It’s a bleak Wednesday evening, the sort of night tailor made for being slumped in front of the television with the feet up, complete with a mug of tea and a few Digestives.
Well, for the next four weeks, biscuits will be no-go for this column as I prepare for my first ever boxing bout, under the guidance of Neil Gough, the greatest pugilist Waterford has ever produced.
Me? A boxer? The reaction I received to this latest endeavour from my brothers was telling, although not entirely surprising.
“What?” said one. “Are you sure about that?” Indeed the collective look from my trio of bros was one of all-round bemusement. Dermot? The soft one? Boxing?
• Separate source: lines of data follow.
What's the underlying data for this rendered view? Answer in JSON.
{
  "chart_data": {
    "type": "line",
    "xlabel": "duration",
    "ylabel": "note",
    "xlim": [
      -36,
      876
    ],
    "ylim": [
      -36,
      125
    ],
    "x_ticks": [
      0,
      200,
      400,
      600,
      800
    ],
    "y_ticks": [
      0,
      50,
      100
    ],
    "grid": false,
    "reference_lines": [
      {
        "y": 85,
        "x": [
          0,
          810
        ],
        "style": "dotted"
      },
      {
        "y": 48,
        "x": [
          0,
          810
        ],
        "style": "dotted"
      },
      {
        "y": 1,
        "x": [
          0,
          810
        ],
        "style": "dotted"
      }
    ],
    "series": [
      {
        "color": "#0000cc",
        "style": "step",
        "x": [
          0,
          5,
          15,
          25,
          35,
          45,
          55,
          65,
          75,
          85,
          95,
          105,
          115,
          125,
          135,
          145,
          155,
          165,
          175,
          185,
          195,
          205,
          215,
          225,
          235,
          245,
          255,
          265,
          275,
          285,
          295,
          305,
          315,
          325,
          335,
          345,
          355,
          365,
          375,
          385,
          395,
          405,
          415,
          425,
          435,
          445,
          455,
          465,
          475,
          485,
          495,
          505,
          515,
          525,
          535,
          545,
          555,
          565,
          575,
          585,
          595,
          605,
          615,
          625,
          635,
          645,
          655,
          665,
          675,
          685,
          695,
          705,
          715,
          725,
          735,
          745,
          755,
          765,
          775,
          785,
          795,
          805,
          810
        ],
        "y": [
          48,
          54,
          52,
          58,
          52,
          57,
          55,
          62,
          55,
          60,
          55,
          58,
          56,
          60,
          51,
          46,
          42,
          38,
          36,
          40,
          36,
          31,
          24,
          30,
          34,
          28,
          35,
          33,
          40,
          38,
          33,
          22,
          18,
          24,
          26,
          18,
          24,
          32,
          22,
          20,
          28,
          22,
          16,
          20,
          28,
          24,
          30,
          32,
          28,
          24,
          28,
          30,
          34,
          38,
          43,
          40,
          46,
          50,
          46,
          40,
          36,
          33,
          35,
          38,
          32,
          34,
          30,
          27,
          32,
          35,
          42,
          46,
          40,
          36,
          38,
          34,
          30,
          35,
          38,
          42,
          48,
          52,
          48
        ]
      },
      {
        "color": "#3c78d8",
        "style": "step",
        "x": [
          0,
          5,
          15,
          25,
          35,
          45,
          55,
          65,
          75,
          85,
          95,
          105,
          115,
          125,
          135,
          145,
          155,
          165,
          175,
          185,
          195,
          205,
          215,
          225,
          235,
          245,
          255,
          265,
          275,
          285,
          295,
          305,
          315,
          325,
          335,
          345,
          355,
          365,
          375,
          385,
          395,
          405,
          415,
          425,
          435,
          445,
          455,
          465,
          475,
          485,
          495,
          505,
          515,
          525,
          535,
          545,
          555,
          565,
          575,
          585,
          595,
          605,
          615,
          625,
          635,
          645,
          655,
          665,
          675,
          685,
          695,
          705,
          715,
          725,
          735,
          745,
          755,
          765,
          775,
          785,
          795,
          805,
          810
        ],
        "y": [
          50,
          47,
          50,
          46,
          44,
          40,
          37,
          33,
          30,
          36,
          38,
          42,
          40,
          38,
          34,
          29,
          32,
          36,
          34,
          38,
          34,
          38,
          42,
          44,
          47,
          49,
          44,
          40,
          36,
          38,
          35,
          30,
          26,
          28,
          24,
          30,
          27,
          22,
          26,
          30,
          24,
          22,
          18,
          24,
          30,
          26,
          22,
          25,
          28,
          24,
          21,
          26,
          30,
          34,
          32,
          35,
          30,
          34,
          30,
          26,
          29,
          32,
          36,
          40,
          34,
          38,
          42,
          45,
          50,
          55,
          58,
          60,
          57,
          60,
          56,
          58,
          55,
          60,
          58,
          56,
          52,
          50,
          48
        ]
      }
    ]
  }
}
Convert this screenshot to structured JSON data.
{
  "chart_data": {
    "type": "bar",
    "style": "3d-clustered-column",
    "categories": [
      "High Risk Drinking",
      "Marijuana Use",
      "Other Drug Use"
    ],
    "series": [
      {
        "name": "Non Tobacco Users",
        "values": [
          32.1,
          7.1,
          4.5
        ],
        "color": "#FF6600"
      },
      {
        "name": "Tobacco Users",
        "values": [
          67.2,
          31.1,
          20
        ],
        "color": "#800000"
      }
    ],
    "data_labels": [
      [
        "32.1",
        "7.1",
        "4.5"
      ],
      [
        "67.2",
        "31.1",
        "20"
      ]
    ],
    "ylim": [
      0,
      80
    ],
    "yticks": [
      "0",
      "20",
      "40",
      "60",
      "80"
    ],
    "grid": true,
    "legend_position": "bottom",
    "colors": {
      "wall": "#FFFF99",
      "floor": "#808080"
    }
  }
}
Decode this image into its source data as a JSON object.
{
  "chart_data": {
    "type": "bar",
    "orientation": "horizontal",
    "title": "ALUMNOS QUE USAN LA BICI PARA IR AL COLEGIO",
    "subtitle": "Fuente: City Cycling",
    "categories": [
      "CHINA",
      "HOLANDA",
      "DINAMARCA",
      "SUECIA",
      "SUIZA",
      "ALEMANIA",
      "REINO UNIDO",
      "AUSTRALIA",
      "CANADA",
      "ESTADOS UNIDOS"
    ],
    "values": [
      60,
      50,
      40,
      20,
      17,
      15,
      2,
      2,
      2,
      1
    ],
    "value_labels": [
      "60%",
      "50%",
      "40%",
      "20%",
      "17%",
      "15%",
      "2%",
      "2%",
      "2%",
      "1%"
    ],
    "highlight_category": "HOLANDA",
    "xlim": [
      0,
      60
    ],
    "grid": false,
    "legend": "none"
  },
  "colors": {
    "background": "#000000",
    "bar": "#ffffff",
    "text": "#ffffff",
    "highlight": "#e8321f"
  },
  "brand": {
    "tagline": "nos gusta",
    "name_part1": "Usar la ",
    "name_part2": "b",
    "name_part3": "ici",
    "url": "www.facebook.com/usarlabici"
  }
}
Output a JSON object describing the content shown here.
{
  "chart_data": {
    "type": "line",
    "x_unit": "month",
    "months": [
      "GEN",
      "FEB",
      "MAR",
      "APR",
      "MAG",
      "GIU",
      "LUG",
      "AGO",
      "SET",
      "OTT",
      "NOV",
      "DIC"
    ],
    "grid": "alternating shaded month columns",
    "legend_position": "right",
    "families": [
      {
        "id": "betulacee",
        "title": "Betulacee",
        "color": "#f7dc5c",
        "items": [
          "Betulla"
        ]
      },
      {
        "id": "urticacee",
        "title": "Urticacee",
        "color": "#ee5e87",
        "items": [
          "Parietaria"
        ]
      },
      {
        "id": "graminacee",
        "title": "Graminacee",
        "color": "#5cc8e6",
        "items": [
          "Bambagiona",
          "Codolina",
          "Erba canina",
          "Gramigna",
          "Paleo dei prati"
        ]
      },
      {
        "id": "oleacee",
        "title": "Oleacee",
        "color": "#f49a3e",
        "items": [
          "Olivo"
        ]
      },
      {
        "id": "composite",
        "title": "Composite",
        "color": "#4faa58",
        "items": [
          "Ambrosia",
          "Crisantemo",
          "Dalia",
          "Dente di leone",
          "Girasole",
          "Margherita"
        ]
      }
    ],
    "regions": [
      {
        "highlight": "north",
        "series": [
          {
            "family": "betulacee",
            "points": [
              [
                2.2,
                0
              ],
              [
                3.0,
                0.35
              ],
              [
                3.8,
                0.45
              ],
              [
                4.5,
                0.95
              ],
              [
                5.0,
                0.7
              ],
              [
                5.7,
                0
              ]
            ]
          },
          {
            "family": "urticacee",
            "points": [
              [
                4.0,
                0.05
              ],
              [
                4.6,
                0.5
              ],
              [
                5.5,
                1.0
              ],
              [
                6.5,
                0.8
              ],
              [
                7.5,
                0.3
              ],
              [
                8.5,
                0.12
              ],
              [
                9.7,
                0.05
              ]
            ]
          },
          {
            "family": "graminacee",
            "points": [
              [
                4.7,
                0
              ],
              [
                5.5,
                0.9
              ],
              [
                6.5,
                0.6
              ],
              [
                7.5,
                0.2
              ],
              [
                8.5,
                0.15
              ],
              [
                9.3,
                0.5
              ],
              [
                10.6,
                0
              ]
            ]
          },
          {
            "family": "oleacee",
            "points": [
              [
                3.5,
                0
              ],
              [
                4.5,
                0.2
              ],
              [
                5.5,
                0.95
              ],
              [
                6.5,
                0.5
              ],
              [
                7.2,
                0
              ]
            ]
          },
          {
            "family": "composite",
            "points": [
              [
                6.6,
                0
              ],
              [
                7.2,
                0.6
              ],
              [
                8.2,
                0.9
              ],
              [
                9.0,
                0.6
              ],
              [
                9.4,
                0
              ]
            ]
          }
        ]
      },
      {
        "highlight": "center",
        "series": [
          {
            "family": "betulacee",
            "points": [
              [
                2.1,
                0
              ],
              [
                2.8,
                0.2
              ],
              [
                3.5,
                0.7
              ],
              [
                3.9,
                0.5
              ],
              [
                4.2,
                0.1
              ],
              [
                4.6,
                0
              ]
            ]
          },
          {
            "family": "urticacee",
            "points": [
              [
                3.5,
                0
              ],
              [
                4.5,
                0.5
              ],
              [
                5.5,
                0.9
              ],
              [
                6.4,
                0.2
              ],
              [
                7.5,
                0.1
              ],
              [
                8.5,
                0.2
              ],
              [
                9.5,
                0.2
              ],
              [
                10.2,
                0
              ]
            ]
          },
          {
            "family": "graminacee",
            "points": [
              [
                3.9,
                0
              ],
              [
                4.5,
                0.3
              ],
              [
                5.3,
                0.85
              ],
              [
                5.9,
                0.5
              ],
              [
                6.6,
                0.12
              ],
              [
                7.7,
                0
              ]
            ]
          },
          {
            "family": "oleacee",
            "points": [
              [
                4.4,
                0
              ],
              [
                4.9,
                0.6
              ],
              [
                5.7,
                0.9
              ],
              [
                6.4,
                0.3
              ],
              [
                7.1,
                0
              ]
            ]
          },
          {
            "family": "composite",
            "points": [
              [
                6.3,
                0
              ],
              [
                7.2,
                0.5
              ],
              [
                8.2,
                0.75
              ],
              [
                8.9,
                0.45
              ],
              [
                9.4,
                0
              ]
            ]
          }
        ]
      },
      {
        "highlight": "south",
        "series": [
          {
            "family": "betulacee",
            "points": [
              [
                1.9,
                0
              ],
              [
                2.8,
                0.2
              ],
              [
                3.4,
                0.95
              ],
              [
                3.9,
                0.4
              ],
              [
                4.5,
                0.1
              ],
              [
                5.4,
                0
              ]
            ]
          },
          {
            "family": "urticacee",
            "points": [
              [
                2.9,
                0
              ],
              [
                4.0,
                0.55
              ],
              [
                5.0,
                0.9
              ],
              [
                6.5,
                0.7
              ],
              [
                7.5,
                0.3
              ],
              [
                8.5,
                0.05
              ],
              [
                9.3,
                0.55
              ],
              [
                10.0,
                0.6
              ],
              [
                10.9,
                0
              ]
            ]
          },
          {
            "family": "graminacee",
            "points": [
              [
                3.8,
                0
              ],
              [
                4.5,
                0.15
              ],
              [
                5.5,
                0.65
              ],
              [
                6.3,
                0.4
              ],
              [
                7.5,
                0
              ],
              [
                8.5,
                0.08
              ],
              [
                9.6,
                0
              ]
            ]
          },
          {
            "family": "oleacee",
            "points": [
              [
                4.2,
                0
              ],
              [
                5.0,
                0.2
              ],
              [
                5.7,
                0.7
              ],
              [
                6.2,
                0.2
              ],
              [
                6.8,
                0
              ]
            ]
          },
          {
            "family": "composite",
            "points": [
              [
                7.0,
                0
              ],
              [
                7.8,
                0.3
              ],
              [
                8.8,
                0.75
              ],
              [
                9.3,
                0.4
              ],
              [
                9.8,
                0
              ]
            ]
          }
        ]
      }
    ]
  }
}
Seriously?
Given that the last person I laid a serious smack on was my kid brother the guts of two decades ago – that’s what brothers do from time to time – fighting is not something that comes naturally to me.
And given that I possess the co-ordination of a earth-bound pigeon full of pellets, my boxing prowess – or lack thereof – is likely to keep Neil busy at Saint Paul’s Boxing Club for the next month.
As for the reason I’m sticking in a mouthguard and bandaging up my hands in the Tower Hotel on December 16th?
Well, like those (unlike me!) who rank as true Waterford luminaries before me, including ex-Deise hurler Ken McGrath, I’m taking part in the boxing fundraiser being held as part of the WLRfm Lions Club Christmas Appeal.
And as part of my preparation, there were a few boxes that needed ticking, the first of which involved undergoing a medical at the Rowe Creavin Practice on Slievekeale Road, incidentally the workplace of my bout opponent, Cormac Johnston.
Following an eye and ear examination, as well as a blood pressure test, I then provided a urine sample (thankfully I’d drunk three pints of water earlier that day so there was no delay in my, erm, performing!), I then met with a GP.
And, in keeping with the regulations as laid down by the Irish Amateur Boxing Association prior to anyone entering a ring on this island, I had my testicles checked for any possible lumps.
I must confess, somewhat shamefully, despite my being 34 and halfway to 35, I’d never before checked my bits and pieces in such a manner. But from now on, I shall do so once a month while in the shower, “while everything is dangling” to quote my grinning GP!
So having emerged from my medical with a thankfully clean bill of health, I strolled back to 37, The Quay and got some protein into the system before heading for St Paul’s and my first sessions with Neil.
Entering the gym and feeling, only naturally, that I’d entered a domain I’d no real business being in whatsoever, Neil had me at ease within seconds, as did the clubmen being put through their paces at the time.
As someone who was allowed up past his bedtime (a week shy of turning six) to see Barry McGuigan claim the World Featherweight title, and welling up when Michael Carruth won Olympic gold seven years later, I’ve always had an interest in the sport.
Ireland’s great amateur tradition has been suitably demonstrated in recent years by the successes of Katie Taylor, Paddy Barnes and Kenneth Egan to name but three, while Andy Lee and Matthew Macklin remain big names on the professional scene.
It’s literally a sport which on a per head basis, we truly punch above our weight.
Watching Neil barely lifting his feet off the ground while skipping, while also observing the agility of the young boxers he was training on Wednesday last, gave me a fresh insight into the sport: I’d never been inside the doors of a gym before, I must confess.
Cormac and I thankfully both weigh 95kgs, so at least that’s one statistic in which we both measure up. But he’s taller than me, which means he’s got a slightly longer reach, so he’ll be marginally tougher to hit than I ought to be.
We both know that the bout, which will consist of three rounds of 90 seconds, is primarily something to be enjoyed, but I suspect if either of us gets an opportunity to land a hit, we’ll take it.
That we couldn’t be in better hands goes without saying. Neil’s got a fantastic way of dealing with boxer and non-boxer alike, and if was in any way frustrated by my cumbersome footwork, he certainly didn’t show it!
There’s not a lot he can do with me in the space of a month, but I can help myself in due course by working on my jab, doing plenty of short, sharp sprints and learning to rotate my shoulders and hips.
The following day in work, when asked about how I’d fared with Neil, I sprang out of my seat, got up on my toes, ‘showed off’ my defence and threw some shadow punches. And I didn’t feel like a complete wally while doing so!
December 16th in the Tower might be the only time I ever don the gloves in public, so I intend to make the most of it. An interesting month lies ahead, in and out of the ring!